Large language models are now independently developing social norms and biases when interacting in groups, according to new research published in Science Advances. This emergent property mimics how human societies develop shared conventions, suggesting AI systems might naturally form their own social structures even without explicit programming for group behavior. The discovery raises important implications for both AI safety and our understanding of how social dynamics emerge in artificial intelligence systems.
The big picture: Researchers have demonstrated that large language models (LLMs) can spontaneously develop social norms and collective biases when interacting in groups, similar to how humans form social conventions.
- The study, published in Science Advances, used Claude (from Anthropic) and Llama (from Meta) to play simple coordination games that revealed emergent group behaviors.
- This previously undocumented phenomenon suggests LLMs possess inherent capabilities for social learning and convention formation, even without explicit programming for these behaviors.
Key details: The research team led by Andrea Baronchelli from City St George’s, University of London, set up multiple instances of the same LLM to play coordination games with financial incentives.
- In one experiment, 24 copies of Claude were paired randomly and asked to select letters from a pool of options, with rewards for matching choices and penalties for mismatches.
- After several rounds with randomized partners, the models began converging on the same letter choices, demonstrating the formation of social norms.
- Similar results occurred when tested with 200 Claude instances and with three versions of Meta’s Llama model.
Why this matters: The study reveals that AI systems can develop collective biases even when individual agents appear unbiased, raising concerns about potential harmful behaviors emerging at the group level.

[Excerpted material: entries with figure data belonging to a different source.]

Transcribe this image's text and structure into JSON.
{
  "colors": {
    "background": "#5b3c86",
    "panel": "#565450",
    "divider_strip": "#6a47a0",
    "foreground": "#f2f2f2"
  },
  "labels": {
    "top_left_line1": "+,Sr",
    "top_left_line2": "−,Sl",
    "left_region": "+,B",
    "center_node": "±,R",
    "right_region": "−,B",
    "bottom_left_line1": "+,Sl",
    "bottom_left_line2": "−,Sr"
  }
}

- This finding challenges current AI safety approaches that primarily focus on reducing biases in individual models rather than testing how they behave collectively.
- The research suggests that group-level testing of AI systems may be necessary to fully understand and mitigate potential biases.
Behind the numbers: When operating individually, the LLMs chose letters randomly, but in group settings, they demonstrated clear preferences for certain options over others.
- This shift from random individual behavior to patterned group behavior represents the spontaneous emergence of collective bias.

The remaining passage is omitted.